The United States of America is the land of golden opportunity for many and draws immigrants from all over the world. The coveted Green Card not only opens the door to career opportunities but also to new tax obligations.
Immigration tax planning, or better pre-immigration tax planning, helps to avoid surprises and optimize the tax situation before arriving. Some tax-saving moves you can only make BEFORE becoming a US permanent resident.
If you are starting the Green Card process, please start the tax planning process at the same time to allow sufficient time to structure and optimize your situation. There are many planning opportunities but sometimes time is needed to open companies, make elections, and potentially sell assets.
In this in-depth article we cover the following:
- US Tax implications for Green Card holders
- Impact of pre-immigration tax planning
- Taxation for new Green Card holders starts on day one
- Key tax implications US immigrants often overlook
- 5 Pre-immigration tax planning steps to mitigate US tax
- Other tax and reporting requirements Green Card holders must know
- Leaving the US and giving up your Green Card
- US tax planning BEFORE getting a Green Card is essential
US Tax implications for Green Card holders
As a Green Card holder, you have the same US tax obligations as a US citizen.

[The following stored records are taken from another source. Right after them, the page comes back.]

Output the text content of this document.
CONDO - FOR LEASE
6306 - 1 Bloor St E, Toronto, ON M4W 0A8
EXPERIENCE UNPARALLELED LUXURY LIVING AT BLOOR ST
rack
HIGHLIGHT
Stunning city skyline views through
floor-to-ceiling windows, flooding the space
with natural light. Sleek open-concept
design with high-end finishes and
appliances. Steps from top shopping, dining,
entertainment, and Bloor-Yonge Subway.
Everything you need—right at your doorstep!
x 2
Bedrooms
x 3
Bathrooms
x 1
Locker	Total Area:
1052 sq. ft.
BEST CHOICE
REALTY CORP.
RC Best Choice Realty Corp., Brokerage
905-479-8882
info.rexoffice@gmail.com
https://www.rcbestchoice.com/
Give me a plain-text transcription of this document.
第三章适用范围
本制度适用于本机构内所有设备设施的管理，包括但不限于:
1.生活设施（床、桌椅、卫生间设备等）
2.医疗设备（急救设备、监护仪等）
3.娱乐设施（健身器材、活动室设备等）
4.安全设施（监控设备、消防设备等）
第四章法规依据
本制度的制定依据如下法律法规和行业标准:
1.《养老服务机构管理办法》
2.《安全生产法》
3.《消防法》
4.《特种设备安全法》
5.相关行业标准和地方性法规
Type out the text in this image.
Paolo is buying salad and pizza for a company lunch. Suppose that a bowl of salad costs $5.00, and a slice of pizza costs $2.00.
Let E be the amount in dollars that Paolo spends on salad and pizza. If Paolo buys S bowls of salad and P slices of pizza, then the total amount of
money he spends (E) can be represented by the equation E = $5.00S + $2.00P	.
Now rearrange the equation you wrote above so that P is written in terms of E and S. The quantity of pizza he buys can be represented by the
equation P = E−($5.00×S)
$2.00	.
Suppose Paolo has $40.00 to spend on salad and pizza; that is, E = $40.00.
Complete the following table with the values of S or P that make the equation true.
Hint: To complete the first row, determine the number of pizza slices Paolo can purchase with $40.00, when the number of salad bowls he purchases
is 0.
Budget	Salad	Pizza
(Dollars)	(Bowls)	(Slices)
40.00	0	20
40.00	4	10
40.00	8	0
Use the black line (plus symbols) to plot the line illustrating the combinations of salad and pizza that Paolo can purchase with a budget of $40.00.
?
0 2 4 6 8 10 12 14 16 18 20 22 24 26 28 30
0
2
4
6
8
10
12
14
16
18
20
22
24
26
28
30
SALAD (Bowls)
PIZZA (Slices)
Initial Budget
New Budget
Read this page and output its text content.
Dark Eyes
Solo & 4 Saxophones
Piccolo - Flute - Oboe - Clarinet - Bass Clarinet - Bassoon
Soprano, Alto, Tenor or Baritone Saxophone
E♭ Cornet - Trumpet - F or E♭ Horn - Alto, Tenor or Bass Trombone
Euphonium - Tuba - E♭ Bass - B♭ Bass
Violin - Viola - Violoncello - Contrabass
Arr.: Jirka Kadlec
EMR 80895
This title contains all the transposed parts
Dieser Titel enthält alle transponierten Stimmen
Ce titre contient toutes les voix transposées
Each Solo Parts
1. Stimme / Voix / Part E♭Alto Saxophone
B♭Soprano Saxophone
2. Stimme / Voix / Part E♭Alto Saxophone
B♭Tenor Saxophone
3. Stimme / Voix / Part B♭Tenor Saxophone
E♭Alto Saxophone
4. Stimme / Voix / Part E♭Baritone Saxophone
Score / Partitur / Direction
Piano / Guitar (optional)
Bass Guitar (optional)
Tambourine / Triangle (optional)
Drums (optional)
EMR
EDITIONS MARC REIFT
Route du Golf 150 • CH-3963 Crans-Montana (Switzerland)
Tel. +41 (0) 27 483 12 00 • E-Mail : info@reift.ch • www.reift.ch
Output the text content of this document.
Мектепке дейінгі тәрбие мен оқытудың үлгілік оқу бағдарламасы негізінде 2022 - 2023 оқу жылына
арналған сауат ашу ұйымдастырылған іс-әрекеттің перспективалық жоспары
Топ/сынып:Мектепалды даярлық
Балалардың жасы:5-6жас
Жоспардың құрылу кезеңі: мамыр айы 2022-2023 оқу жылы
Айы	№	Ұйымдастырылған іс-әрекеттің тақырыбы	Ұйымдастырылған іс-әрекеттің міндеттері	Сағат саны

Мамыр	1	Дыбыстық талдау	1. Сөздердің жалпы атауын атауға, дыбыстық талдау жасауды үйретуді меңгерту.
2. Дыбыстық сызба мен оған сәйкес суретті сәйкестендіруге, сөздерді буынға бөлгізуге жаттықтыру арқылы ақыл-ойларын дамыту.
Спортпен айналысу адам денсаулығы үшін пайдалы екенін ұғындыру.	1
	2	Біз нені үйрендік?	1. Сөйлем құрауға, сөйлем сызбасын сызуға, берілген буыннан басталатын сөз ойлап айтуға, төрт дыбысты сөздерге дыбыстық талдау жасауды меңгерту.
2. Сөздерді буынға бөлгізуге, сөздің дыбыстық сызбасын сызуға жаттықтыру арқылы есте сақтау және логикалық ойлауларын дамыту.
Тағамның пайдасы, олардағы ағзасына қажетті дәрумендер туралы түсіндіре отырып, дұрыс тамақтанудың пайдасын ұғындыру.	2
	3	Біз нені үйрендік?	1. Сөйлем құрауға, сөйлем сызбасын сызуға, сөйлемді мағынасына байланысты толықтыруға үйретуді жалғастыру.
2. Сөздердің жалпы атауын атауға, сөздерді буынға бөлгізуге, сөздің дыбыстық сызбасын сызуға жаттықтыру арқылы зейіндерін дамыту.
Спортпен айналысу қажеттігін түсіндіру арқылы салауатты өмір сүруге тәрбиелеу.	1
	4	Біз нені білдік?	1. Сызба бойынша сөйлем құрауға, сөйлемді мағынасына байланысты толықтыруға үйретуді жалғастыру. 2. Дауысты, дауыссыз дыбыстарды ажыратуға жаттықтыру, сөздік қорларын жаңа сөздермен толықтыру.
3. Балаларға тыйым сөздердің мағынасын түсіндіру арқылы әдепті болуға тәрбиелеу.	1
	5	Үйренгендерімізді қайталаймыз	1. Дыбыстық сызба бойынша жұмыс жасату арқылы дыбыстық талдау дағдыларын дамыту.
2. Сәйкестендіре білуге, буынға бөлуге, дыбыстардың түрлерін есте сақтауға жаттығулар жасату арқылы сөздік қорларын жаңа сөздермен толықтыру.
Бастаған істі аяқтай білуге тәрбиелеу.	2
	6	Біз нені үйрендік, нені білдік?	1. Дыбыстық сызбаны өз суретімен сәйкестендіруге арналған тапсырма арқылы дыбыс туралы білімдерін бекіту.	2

US Citizens and permanent residents pay tax on their worldwide income, no matter where they live or where the income originates.
This means that any income you have from another country, or any financial assets you own there can trigger US tax and reporting requirements.
Therefore, if you have a business or assets in your name or income from outside the United States, you should consult a US tax advisor experienced in pre-immigration tax planning BEFORE you become a resident. You might be able to significantly reduce your tax liability.
Impact of pre-immigration tax planning
Here’s an example of how pre-immigration tax planning can impact your taxes.
One individual, let’s call him John, bought a property outside of the US many years ago for $1 million. He then moves to the United States and lives there with a Green Card. He didn’t consult with a tax advisor before his move.
A few years later, John sells the property for $2 million. The IRS sees the purchase price of $1 million, so John has a gain of $1 million. (This is a simplified example. In reality, he would likely be able to use some deductions to lower his gain a little.)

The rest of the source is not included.